Keep in mind that success doesn’t necessarily mean taking home the championship trophy. Getting a team of big personalities to gel or watching a play get executed perfectly after many practices are often all the success a coach needs. 

They have a mentor.

Multiple studies showed that mentoring can be key for coach development. Coaches tend to stay when they are given support for dealing with stressful situations. Spread out your league’s wealth of knowledge by pairing veteran coaches with newcomers. 

The leadership is strong.

Another Australian study showed just how important the league administration is in retaining coaches. In fact, poor administration made the top of the list for reasons why people stopped coaching. Administrations that were democratic and fair and gave their coaches support and recognition found themselves in a good spot at the beginning of each season. 

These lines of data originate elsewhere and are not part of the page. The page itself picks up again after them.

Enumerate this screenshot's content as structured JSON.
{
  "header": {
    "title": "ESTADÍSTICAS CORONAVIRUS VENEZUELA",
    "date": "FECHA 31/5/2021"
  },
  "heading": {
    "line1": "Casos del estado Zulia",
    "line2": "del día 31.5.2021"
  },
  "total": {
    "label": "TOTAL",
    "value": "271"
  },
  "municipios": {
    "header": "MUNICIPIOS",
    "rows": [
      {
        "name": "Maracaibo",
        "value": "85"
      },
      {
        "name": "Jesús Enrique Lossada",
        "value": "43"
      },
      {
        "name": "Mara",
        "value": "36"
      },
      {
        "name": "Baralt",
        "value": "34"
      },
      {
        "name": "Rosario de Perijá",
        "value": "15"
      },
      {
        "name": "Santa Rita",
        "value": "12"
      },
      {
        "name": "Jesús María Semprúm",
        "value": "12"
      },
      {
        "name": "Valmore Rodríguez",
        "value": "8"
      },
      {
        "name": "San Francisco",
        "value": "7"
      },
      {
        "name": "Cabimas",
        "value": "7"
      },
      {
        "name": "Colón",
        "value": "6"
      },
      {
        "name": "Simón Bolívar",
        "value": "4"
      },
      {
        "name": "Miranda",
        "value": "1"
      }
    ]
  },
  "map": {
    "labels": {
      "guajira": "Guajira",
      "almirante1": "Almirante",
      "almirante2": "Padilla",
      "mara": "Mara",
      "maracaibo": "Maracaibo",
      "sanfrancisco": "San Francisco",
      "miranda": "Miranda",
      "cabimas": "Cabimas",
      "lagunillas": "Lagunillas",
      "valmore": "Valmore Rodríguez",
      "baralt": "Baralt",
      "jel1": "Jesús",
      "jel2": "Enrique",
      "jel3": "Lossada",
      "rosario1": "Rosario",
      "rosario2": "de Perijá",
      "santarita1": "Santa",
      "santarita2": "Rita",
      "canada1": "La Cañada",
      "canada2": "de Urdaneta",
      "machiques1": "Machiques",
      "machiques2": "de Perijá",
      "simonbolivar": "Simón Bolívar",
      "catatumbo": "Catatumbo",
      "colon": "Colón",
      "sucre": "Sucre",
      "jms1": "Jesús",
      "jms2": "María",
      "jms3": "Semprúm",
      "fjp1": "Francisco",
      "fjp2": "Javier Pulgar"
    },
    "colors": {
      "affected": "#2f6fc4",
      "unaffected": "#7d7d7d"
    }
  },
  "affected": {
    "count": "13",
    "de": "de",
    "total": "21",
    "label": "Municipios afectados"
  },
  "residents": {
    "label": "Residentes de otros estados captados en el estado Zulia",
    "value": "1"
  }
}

And no surprise here, good communication was at the top of the list for administrations that had success in retaining coaches. Researchers stressed that “communication is at the heart of a successful coaching community.” Frequent, clear communication and a channel that’s open both ways makes for a healthy league. 

There’s help.

Studies also highlight the value of a team parent. Coaches liked the buffer this volunteer role can provide between the parents and the coach. Team parents can help disseminate information and answer logistical questions while coaches can focus on running fun practices. In general, support from parents added to the satisfaction level of coaches.